Os protestos começaram na terça-feira em Telavive onde manifestantes pararam carros, ergueram bandeiras israelitas e fotos dos reféns, de acordo com um fotógrafo da AFP.

Estas manifestações também ocorreram em várias cidades israelitas com o bloqueio de várias autoestradas, marchas até às casas dos ministros e protestos em frente ao gabinete do primeiro-ministro, durante uma reunião do Gabinete de SegurançaObjetivo: demonstrar o máximo apoio a um acordo de cessar-fogo e libertação dos reféns em Gaza.
“Chega!”, gritou Silvia Cunio ao microfone no início de uma grande manifestação em Telavive, na terça-feira à noite. 

Os dois filhos, Ariel e David, estão reféns há 690 dias em Gaza sendo ela própria uma ex-refém libertada durante tréguas. Outra manifestante citada pela AFP resumiu o que os israelitas querem: “o mais importante neste momento é que os reféns regressem o mais rapidamente possível, porque cada minuto conta”.

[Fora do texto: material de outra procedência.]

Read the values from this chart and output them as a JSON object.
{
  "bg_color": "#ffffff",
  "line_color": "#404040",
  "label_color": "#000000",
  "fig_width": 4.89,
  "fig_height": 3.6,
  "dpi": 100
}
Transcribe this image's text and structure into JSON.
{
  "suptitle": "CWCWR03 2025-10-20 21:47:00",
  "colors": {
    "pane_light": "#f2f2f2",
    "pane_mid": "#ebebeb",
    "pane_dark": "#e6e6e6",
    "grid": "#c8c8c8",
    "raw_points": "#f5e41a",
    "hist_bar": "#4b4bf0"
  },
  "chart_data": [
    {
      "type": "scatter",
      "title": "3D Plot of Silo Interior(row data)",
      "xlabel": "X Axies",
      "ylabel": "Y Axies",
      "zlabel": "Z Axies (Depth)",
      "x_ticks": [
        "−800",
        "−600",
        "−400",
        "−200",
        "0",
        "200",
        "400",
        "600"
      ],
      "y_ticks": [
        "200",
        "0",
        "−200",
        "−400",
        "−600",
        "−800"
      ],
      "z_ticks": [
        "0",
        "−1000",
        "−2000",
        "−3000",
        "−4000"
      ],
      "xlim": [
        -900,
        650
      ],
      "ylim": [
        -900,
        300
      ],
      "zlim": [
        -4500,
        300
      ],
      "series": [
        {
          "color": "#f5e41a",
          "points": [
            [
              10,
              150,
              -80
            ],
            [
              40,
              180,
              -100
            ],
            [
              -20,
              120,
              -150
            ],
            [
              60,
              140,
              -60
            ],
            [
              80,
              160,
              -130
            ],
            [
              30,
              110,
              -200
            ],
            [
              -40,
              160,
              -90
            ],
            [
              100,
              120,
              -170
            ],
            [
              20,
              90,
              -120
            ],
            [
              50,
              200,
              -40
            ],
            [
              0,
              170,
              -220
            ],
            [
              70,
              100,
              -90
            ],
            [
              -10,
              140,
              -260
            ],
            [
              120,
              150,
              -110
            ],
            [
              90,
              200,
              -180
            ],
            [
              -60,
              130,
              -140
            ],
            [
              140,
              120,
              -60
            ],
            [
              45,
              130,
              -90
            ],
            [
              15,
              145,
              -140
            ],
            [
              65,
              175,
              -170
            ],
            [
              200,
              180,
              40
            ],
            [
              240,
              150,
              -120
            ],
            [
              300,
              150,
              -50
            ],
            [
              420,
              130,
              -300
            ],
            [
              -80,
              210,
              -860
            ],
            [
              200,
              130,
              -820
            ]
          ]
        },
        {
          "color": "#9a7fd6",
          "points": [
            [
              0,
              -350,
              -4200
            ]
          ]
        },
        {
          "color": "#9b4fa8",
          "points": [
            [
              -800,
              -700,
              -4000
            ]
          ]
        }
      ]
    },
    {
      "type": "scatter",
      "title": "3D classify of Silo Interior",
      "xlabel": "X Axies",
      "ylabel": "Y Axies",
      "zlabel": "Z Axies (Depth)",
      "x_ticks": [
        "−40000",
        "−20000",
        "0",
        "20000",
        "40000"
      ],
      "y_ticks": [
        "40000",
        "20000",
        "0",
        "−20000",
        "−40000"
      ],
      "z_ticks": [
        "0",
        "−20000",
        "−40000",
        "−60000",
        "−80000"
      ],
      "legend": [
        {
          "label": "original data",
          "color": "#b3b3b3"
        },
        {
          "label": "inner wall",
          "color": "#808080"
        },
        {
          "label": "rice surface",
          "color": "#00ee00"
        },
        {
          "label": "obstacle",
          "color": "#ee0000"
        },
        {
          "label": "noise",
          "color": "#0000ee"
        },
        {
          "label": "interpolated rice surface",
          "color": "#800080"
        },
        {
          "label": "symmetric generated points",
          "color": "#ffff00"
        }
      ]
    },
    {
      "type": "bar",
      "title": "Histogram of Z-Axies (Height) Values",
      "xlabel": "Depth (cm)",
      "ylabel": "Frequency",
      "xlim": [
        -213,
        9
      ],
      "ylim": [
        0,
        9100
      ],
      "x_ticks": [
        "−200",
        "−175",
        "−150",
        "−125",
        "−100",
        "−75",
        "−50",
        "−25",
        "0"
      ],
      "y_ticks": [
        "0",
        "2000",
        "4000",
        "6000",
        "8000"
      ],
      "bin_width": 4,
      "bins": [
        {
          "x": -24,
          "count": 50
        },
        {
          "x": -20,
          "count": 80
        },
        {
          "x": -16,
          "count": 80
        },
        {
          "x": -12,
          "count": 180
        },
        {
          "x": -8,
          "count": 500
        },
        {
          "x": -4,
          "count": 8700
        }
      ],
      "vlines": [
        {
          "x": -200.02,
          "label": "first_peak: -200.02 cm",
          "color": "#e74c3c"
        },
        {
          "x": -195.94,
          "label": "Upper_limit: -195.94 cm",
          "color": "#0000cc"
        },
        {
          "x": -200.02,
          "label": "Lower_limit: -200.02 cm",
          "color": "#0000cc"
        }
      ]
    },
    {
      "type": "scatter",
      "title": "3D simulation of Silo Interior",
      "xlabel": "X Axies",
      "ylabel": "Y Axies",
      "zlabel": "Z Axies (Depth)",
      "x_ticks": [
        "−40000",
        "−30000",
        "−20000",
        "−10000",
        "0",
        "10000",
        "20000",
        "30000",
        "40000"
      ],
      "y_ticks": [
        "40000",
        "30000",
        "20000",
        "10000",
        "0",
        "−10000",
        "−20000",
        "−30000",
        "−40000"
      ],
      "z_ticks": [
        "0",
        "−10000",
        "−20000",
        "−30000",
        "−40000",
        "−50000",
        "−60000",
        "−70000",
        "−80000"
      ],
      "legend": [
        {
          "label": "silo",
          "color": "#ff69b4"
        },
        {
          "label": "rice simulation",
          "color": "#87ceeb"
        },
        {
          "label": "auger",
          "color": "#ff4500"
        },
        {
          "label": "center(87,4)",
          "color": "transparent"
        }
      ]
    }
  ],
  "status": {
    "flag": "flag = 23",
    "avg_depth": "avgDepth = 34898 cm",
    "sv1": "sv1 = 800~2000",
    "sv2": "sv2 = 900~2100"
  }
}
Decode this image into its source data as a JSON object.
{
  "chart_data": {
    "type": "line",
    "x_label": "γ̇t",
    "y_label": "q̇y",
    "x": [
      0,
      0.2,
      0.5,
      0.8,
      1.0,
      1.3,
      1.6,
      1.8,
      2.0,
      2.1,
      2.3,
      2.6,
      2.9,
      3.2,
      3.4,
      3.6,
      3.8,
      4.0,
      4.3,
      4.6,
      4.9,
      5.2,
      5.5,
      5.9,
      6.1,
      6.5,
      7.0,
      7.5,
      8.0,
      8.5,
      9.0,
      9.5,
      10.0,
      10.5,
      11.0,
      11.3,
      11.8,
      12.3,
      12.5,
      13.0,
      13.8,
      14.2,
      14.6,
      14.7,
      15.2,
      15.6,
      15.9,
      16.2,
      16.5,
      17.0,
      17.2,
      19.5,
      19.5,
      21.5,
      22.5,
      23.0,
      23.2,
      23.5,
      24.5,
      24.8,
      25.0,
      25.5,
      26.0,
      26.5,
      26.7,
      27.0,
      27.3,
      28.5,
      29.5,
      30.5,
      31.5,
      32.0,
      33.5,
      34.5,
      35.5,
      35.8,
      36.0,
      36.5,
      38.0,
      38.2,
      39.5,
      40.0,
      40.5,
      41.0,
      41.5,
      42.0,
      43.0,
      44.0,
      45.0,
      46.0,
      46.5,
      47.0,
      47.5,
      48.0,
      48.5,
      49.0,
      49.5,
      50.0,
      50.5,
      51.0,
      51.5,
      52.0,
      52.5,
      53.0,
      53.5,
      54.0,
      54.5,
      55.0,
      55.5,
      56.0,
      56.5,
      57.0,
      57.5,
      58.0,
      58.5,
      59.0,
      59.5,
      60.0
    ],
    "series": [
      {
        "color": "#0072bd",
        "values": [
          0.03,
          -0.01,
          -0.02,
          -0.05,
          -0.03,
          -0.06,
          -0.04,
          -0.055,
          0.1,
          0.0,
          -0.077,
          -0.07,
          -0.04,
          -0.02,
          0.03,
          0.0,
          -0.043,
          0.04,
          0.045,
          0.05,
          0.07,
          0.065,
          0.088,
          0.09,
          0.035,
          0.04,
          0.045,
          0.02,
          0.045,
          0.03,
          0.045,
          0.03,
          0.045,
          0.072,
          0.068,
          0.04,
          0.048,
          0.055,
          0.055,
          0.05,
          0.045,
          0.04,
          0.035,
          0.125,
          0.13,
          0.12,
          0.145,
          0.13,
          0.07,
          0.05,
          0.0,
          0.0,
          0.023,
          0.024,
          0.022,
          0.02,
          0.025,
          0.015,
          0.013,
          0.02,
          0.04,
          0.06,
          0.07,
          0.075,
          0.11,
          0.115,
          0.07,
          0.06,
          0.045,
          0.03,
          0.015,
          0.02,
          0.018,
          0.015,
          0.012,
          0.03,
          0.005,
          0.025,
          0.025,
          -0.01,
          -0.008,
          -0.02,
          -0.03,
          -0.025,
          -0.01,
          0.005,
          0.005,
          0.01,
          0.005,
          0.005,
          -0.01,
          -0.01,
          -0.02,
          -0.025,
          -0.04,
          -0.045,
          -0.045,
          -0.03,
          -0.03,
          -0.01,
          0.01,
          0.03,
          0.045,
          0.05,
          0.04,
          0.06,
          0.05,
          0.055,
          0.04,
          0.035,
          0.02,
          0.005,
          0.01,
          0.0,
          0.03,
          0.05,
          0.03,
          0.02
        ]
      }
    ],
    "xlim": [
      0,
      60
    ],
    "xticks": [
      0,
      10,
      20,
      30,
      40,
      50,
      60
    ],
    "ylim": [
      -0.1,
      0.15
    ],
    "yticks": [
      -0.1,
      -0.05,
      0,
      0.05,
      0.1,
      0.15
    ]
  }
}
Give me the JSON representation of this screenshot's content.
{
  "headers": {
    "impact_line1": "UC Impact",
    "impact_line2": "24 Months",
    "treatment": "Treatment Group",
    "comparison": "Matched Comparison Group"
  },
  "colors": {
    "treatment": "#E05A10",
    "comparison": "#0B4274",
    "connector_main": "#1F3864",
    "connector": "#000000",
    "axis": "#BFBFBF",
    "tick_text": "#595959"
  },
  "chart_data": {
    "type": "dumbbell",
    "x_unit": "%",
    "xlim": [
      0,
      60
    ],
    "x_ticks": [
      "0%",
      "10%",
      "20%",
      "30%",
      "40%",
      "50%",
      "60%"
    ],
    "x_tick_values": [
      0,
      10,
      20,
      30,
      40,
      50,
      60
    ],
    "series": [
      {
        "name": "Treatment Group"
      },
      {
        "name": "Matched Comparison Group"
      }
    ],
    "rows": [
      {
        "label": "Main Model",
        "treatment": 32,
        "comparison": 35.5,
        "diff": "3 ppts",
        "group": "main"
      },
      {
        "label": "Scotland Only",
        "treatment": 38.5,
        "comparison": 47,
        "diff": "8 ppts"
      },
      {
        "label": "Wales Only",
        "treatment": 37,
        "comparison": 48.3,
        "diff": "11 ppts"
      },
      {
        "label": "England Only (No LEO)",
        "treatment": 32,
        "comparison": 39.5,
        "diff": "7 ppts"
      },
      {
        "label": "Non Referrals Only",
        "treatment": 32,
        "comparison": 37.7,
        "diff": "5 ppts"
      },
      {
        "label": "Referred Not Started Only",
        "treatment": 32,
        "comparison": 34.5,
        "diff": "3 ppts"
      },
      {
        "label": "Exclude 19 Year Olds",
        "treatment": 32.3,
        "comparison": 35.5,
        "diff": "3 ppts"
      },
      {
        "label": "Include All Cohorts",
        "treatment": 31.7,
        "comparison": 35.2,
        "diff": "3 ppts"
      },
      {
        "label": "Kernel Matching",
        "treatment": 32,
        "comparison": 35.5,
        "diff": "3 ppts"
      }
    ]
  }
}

Imune a apelos e exigências, Benjamin Netanyahu continua a ser vago sobre as intenções do governo quanto à guerra em Gaza e à libertação de reféns.

Num vídeo divulgado após a reunião do gabinete de Segurança, o primeiro-ministro israelita garantiu que “isto começou em Gaza e terminará em Gaza. Não deixaremos esses monstros lá, libertaremos todos os nossos reféns e garantiremos que Gaza nunca mais represente uma ameaça para Israel”.

Enquanto a guerra em Gaza continua a matar, Donald Trump preside esta quarta-feira a uma “grande reunião” na Casa Branca. O enviado especial dos EUA, Steve Witkoff, anunciou o encontro referindo que será discutido “um plano muito completo para o dia seguinte”.
Em fevereiro, o presidente norte-americano lançou a ideia de tomar o controlo da Faixa de Gaza para reconstruí-la e transformá-la na “Riviera do Médio Oriente”, uma vez vazia de palestinianos.
“É preciso que haja justiça”Também ontem, as Nações Unidas exigiram a Israel consequências das investigações às mortes de civis em Gaza. Em que se inclui o duplo bombardeamento do hospital Nasser, que matou 20 pessoas, entre elas cinco jornalistas, produzam resultados e garantam a responsabilização. “É preciso que haja justiça”, afirmou Thameen Al-Kheetan, porta-voz do gabinete de direitos humanos da ONU, aos jornalistas na terça-feira, em Genebra.
Ele acrescentou que o número de jornalistas mortos em Gaza levantou muitas questões sobre os ataques a profissionais da comunicação social.

Na segunda-feira, Israel bombardeou duas vezes o hospital Nasser, o último hospital público em funcionamento no sul de Gaza.

O segundo ataque ocorreu logo após a chegada das equipas de resgate e dos jornalistas para retirar os feridos. E aconteceu 15 minutos depois do primeiro bombardeamento, matando socorristas e jornalistas que trabalhavam para a Reuters, a Associated Press e a Al Jazeera, bem como jornalistas independentes.

Na terça-feira, as forças armadas israelitas divulgaram o que disseram ser os resultados preliminares da investigação a este duplo ataque.

As forças armadas alegaram que os soldados tinham como objetivo destruir uma câmara na área do hospital Nasser usada pelo Hamas para vigiar o exército israelita. Alegaram ainda que seis das pessoas mortas no ataque eram “terroristas”.

No entanto, a declaração não respondeu a questões básicas, principalmente por que razão Israel realizou um ataque duplo contra médicos e jornalistas e se alguém seria responsabilizado pela morte de civis.

A organização Repórteres sem Fronteiras (RSF) pediu uma reunião de emergência do Conselho de Segurança da ONU. Isto para discutir a situação dos jornalistas em Gaza onde, desde outubro de 2023, já morreram quase 250 jornalistas.